If Amy Raye had shot herself, her body could very well have been dragged off by a lion and concealed. Jeff and I made our way back up to the top of the ridge and then began climbing north. Glade had said the old cache was about twenty yards from the edge of the butte. Within another hour we were in the area.
“You see any fe
line prints?” I asked Jeff.
“Negative,” he said.
And then maybe a hundred feet from one of the suggested coordinates Glade had given us, we found a cache in a grove of pinyons that backed up to a rocky overhang. After a lion fed on his kill, he’d cover it in a secluded spot, where he could return to feed on the prey for several days.
The cache looked old, maybe a couple of years. The trees and the overhang had buffered the area from the snow.
Jeff knelt and began removing some of the branches and debris the lion had used to cover his kill. I commanded Kona to sit, and then Jeff and I began inspecting the bones. There were a number of large rib bones, a femur, part of a spine.
“They go for the head,” Jeff said. “Or the windpipe.”
I walked around the edge of the cache, my eyes searching the timber every so often for any trace of movement. I knew with a cache this old the lion would have long since moved on to a different area in his home range, but I also knew lion were territorial. Once they’d established themselves as residents of an area, they’d fight other lion to death to protect it.

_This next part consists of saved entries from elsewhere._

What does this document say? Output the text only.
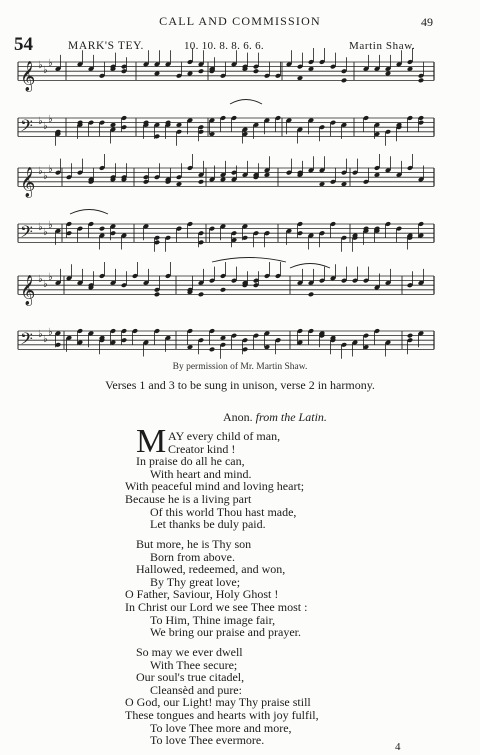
CALL AND COMMISSION	49
54	MARK'S TEY.	10. 10. 8. 8. 6. 6.	Martin Shaw.
𝄞 ♭ ♭
♭
𝄢 ♭ ♭
♭
𝄞 ♭ ♭
♭
𝄢 ♭ ♭
♭
𝄞 ♭ ♭
♭
𝄢 ♭ ♭
♭
By permission of Mr. Martin Shaw.
Verses 1 and 3 to be sung in unison, verse 2 in harmony.
Anon. from the Latin.
M AY every child of man,
Creator kind !
In praise do all he can,
With heart and mind.
With peaceful mind and loving heart;
Because he is a living part
Of this world Thou hast made,
Let thanks be duly paid.
But more, he is Thy son
Born from above.
Hallowed, redeemed, and won,
By Thy great love;
O Father, Saviour, Holy Ghost !
In Christ our Lord we see Thee most :
To Him, Thine image fair,
We bring our praise and prayer.
So may we ever dwell
With Thee secure;
Our soul's true citadel,
Cleansèd and pure:
O God, our Light! may Thy praise still
These tongues and hearts with joy fulfil,
To love Thee more and more,
To love Thee evermore.	4
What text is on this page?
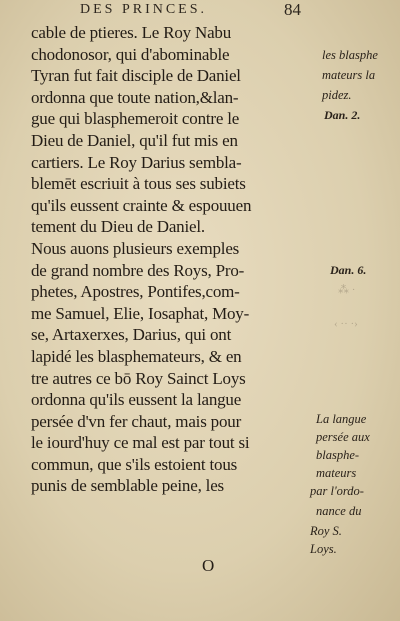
DES PRINCES.	84
cable de ptieres. Le Roy Nabu
chodonosor, qui d'abominable
Tyran fut fait disciple de Daniel
ordonna que toute nation,&lan-
gue qui blasphemeroit contre le
Dieu de Daniel, qu'il fut mis en
cartiers. Le Roy Darius sembla-
blemēt escriuit à tous ses subiets
qu'ils eussent crainte & espouuen
tement du Dieu de Daniel.
Nous auons plusieurs exemples
de grand nombre des Roys, Pro-
phetes, Apostres, Pontifes,com-
me Samuel, Elie, Iosaphat, Moy-
se, Artaxerxes, Darius, qui ont
lapidé les blasphemateurs, & en
tre autres ce bō Roy Sainct Loys
ordonna qu'ils eussent la langue
persée d'vn fer chaut, mais pour
le iourd'huy ce mal est par tout si
commun, que s'ils estoient tous
punis de semblable peine, les
les blasphe
mateurs la
pidez.
Dan. 2.
Dan. 6.
⁂ ·
‹ ·· ·›
La langue
persée aux
blasphe-
mateurs
par l'ordo-
nance du
Roy S.
Loys.
O
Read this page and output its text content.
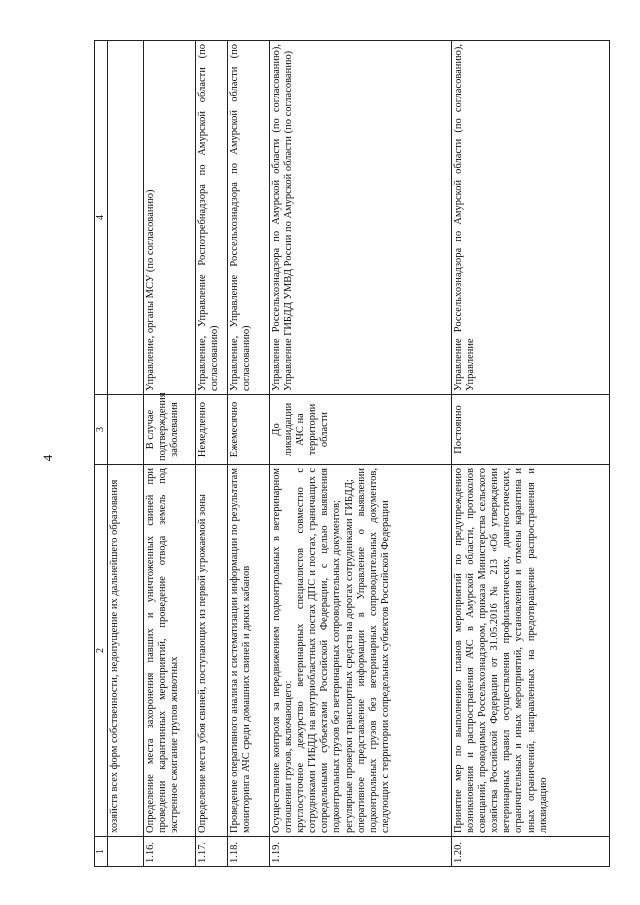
4
1	2	3	4

	хозяйств всех форм собственности, недопущение их дальнейшего образования		

1.16.	Определение места захоронения павших и уничтоженных свиней при проведении карантинных мероприятий, проведение отвода земель под экстренное сжигание трупов животных	В случае подтверждения заболевания	Управление, органы МСУ (по согласованию)
1.17.	Определение места убоя свиней, поступающих из первой угрожаемой зоны	Немедленно	Управление, Управление Роспотребнадзора по Амурской области (по согласованию)
1.18.	Проведение оперативного анализа и систематизации информации по результатам мониторинга АЧС среди домашних свиней и диких кабанов	Ежемесячно	Управление, Управление Россельхознадзора по Амурской области (по согласованию)
1.19.	Осуществление контроля за передвижением подконтрольных в ветеринарном отношении грузов, включающего: круглосуточное дежурство ветеринарных специалистов совместно с сотрудниками ГИБДД на внутриобластных постах ДПС и постах, граничащих с сопредельными субъектами Российской Федерации, с целью выявления подконтрольных грузов без ветеринарных сопроводительных документов; регулярные проверки транспортных средств на дорогах сотрудниками ГИБДД; оперативное представление информации в Управление о выявлении подконтрольных грузов без ветеринарных сопроводительных документов, следующих с территории сопредельных субъектов Российской Федерации	До ликвидации АЧС на территории области	Управление Россельхознадзора по Амурской области (по согласованию), Управление ГИБДД УМВД России по Амурской области (по согласованию)
1.20.	Принятие мер по выполнению планов мероприятий по предупреждению возникновения и распространения АЧС в Амурской области, протоколов совещаний, проводимых Россельхознадзором, приказа Министерства сельского хозяйства Российской Федерации от 31.05.2016 № 213 «Об утверждении ветеринарных правил осуществления профилактических, диагностических, ограничительных и иных мероприятий, установления и отмены карантина и иных ограничений, направленных на предотвращение распространения и ликвидацию	Постоянно	Управление Россельхознадзора по Амурской области (по согласованию), Управление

And then I stopped. “Jeff, over here,” I said.
Jeff stood and walked toward me. “Well, I’ll be damned,” he said.
We were both looking at the leg of a horse, the hoof intact.
“We’re a long way from any of the ranches,” I told him.
“That’s not a ranch horse,” he said. “There’s no iron on the hoof.”
We were looking at the leg of one of the wild horses. “Maybe that’s why I never see the band around here,” I said. “Maybe they got spooked.”
“If there’s a lion around, there’s another cache,” Jeff said.
“Don’t know that we’re going to be able to find it in this weather. Hard to believe we found this one.” And then, “Jeff, what do you think the odds are of a cougar attacking Amy Raye? I don’t know that I can ever recall a lion attacking a person anywhere near these parts,” I said.